Pour accélérer la transition énergétique juste et solidaire de la Région bruxelloise, la réforme du cadre régissant les marchés de l’énergie est vaste. Les principaux jalons posés par la réforme visent ainsi à développer les communautés d’énergie pour soutenir le partage local d’énergies renouvelables.
Le projet d’ordonnance met encore en place le cadre légal pour poursuivre le placement de compteurs électriques communicants.
Au cours d’échanges fort techniques, le MR, par les voix de Viviane Teitelbaum et d’Aurélie Czekalski, a déposé une proposition d’ordonnance alternative. Il a notamment jugé que le dispositif avancé par Alain Maron ne permettra pas un juste équilibre entre protection des consommateurs et attractivité des marchés pour les fournisseurs.
Pour les libéraux francophones, le statut de client protégé demeure peu attractif. Dans les faits, il est estimé qu’environ 75.000 ménages bruxellois sont touchés par la précarité énergétique, alors que seulement 2.160 ménages (pour l’électricité), soit 0,4% des ménages bruxellois sont fournis par le fournisseur social et protégés de la coupure.
En outre, la procédure de résiliation de contrat demeure très complexe. Dans tous les cas, la demande de résolution du contrat et d’autorisation de coupure ne peut être effectuée sans l’autorisation du juge de paix et intervenir qu’après une longue procédure et le maintien de la fourniture pendant une période de 60 jours minimum de façon ininterrompue.
La procédure de recouvrement des dettes des clients non-protégés est par conséquent extrêmement longue et pénalisante et contribue à aggraver leur endettement, a encore dit Viviane Teitelbaum. Pour les fournisseurs qui ne se bousculent déjà pas au portillon à Bruxelles, il en résulte un risque financier et une charge opérationnelle élevée, d’autant plus qu’ils supportent les charges et coûts pour l’ensemble de la facture.

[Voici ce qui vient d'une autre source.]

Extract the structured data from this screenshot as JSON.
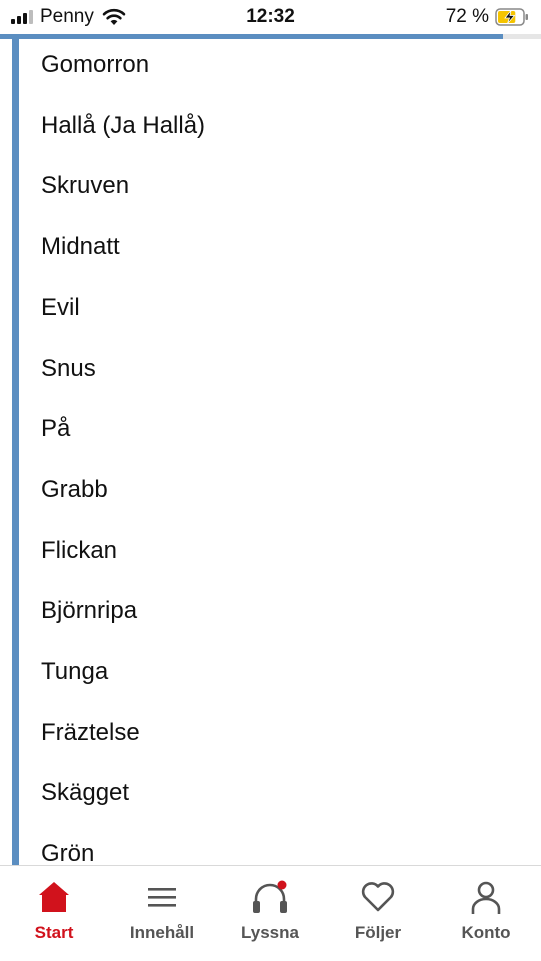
{
  "status_bar": {
    "carrier": "Penny",
    "time": "12:32",
    "battery_percent": "72 %",
    "signal_bars_active": 3,
    "signal_bars_total": 4,
    "battery_level": 0.72,
    "charging": true
  },
  "reading_progress": 0.93,
  "words": [
    "Gomorron",
    "Hallå (Ja Hallå)",
    "Skruven",
    "Midnatt",
    "Evil",
    "Snus",
    "På",
    "Grabb",
    "Flickan",
    "Björnripa",
    "Tunga",
    "Fräztelse",
    "Skägget",
    "Grön"
  ],
  "bottom_nav": {
    "items": [
      {
        "label": "Start",
        "icon": "home-icon",
        "active": true
      },
      {
        "label": "Innehåll",
        "icon": "menu-icon",
        "active": false
      },
      {
        "label": "Lyssna",
        "icon": "headphones-icon",
        "active": false,
        "badge": true
      },
      {
        "label": "Följer",
        "icon": "heart-icon",
        "active": false
      },
      {
        "label": "Konto",
        "icon": "person-icon",
        "active": false
      }
    ]
  },
  "colors": {
    "accent_blue": "#5b8ec1",
    "brand_red": "#d1121c",
    "inactive_gray": "#555555",
    "battery_yellow": "#f5c400"
  }
}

Pour la collectivité, l’opération a aussi un coût pointé par le MR qui cite Brugel, le régulateur du marché bruxellois de l’énergie: 40.806.973 euros par an dont 72,1% est à charges des fournisseurs (29.406.96 euros). La fourniture d’énergie impayée est prise en charge par les fournisseurs, qui répercutent cette charge sur le client final.
Volontairement absent – comme la N-VA et le PTB – des débats lundi matin en raison du timing forcé de la réunion du jour, le cdH a jugé que le texte sur la table ne favoriserait pas une transition énergétique rendue d’autant plus nécessaire par la crise dans le secteur du gaz et de l’électricité.
En marge de la séance, le député cdH Christophe De Beukelaer a jugé la protection prévue du consommateur inefficace et coûteuse pour la collectivité. « Nous saluons la création d’un fournisseur de dernier recours, mais nous regrettons que la procédure de recouvrement des dettes ne soient pas revue: il faut mettre fin au passage systématique par le juge de paix, et revoir l’obligation de fournir trois ans pour les fournisseurs », a-t-il dit.
La Flandre avance 12 fois plus vite que Bruxelles installer les compteurs dits intelligents (33.000 par an à Bruxelles contre 33.000 par mois en Flandre), pourtant essentiel pour la transition énergétique, a encore soutenu l’élu humaniste. Selon lui, pour l’instant, la Région ne fait poser ces compteurs que sous certaines conditions,
Pour Jan Busselen (PTB-PVDA), qui n’a pas nié certaines avancées sociales, c’est plus largement le cadre du marché libéralisé de l’énergie qu’il faut remettre en cause car en l’état, c’est la collectivité qui assume les charges et le privé qui tire les bénéfices de l’opération.
Le débat sera poursuivi mercredi en commission par l’examen des articles et des amendements. Le projet d’ordonnance devrait être examiné et soumis au vote en séance plénière vendredi.